- Saturday, 05/27/2023 ** 13:19 Tried watching some "Tsoding" streams to see what steaming for programming looks like. I'm not sure if I'll start streaming again, but his investigation of Zig was very insightful.
Almost-quote of a language: "Developing a language could be just like discovering a game. A game is designed to teach you how to play it - to discover new tips and tricks without realizing that the system is teaching you how to progress. The process of using a language - from the starting process, the error messages, and so on - should be designed like a game, to inform the user to navigate the language and teach them features."
All computer programs are the same; a program is a tool that a user has to learn. Choosing the right way to help your users is vital to helping your users understand how to use your program.
Do I provide a manpage? A --help
flag? Good error messages? A website with a great search bar? An interactive tutorial? A supportive Discord community? How do I determine what the best way is to teach my users to use my software?
Today I've also been testing out the Helix
editor, software that claims to be a modern replacement from neovim. The program claims to be a complete rewrite, but effectively rewrites and compiles in expressive neovim packages and configurations to produce the best source code editing experience out of the box. The best aspecf of this is the help menu, though - as soon as I started typing and saw a keybind that I didn't expect, I was (1) shown a menu of all possible keyboard shortcuts, and (2) shown an English explanation of my action in a pop-up. I felt encouraged to play - trying more keyboard shortcuts helped me understand more about the system! - and it was incredibly easy to find tools like the file browser and to start using the modal editing features. It's still a bit confusing to open the program to an empty buffer - but their onboarding experience is doing a lot of things right.
At work, a principle design focus is killing any sort of product tour. We include one as a crutch - it allows us to explain features we're quickly adding support for to the platform because we're building a product without clear competitors or comparators - but making UX feel seamless - teaching the user to use the product as they explore - is our primary focus. Presenting information-dense views with affordances to attract the eyes to particular aspects of the interface encourages the user to look at - and interact with - parts of the screen, and in doing so, I hope they learn. ** 13:40 Test for my website's sidebar hierarchy:
home ├╴pages ├╴c ├╴c-style ├╴ helpers ├╴making-c ├╴journals ├╴2020-10-10 ├╴2020-10-05 ├╴files
and questions:
- How do I better visualize deep nesting? (The above isn't very clear.).
- How deep should a website go?
- What should be visualized? Connections? Graphs? Headings? What is important enough to visualize?
Some pros:
- I love the table style that I have going so far, and think it will apply wonderfully to
ascii
art. It's a wonderful pattern to reuse. - The website should feel as configurable and as interconnected as possible; things changing on one page should affect others, information should be shared whenever possible.
Thoughts on the framework so far:
- I am loving zig's 'comptime' features. I can feel the paradigm in my website framework too. The framework has three distinct stages: the static generation stage, the javascript integration stage, and the deployment to user stage.
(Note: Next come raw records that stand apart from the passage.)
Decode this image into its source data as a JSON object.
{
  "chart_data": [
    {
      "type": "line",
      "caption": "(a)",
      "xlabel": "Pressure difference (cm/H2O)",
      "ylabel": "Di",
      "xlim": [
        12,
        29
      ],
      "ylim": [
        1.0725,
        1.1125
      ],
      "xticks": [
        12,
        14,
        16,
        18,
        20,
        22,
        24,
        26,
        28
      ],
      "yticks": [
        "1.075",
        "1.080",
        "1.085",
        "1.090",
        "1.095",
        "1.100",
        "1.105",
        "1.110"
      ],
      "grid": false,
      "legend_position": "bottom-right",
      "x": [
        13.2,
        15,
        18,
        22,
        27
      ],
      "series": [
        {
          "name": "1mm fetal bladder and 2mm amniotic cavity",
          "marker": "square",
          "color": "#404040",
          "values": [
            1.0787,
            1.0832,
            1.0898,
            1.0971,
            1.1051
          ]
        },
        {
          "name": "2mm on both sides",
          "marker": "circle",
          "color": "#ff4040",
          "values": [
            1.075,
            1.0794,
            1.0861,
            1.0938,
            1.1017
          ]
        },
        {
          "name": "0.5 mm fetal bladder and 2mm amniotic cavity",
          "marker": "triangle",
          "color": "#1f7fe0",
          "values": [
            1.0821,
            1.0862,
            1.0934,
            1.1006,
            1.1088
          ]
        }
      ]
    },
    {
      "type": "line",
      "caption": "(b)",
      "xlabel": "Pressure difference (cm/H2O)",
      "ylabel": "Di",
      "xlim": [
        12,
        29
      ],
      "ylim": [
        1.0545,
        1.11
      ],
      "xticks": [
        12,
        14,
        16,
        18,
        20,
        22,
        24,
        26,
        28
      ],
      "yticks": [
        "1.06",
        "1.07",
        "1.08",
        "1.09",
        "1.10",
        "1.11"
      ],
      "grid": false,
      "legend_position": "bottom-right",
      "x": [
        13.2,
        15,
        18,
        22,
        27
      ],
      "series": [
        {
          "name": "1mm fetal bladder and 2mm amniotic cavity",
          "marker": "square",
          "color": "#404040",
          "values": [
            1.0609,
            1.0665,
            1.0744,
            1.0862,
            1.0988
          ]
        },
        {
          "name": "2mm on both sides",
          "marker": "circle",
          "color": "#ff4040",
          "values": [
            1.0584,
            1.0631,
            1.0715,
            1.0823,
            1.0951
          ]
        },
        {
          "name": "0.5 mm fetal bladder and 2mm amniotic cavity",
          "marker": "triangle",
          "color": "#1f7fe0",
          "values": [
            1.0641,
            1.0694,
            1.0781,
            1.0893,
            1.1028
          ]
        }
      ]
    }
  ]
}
Each has different information available, and our goals are to both minimize the amount of work necessary to redo that information and to make use of that information in a way that's as expressive as possible. There are still lots of things to solve, i.e.: How does hot reloading function for pages depending on source files? What information do we want to show on the site that's "live" (loaded when the client visits the website - as opposed to loading the information when the file is built or when the file is served). ** 13:56 I want a git commit that tracks not only when it was made, but also where it was made, how the weather was, etc... ** 20:10 Taste is changing. I used to think that keeping photos flat, collapsed, straightforward, with lines pinned and corners all at sharp angles, was the way to go. The more work I do and the more time I spend outside, the more I realize that I want my screen to feel expansive and broad, to include as much information as possible, to make the viewer feel a real sense of depth - like they're not just squaring up with a digital screen, but that they're seeing another place.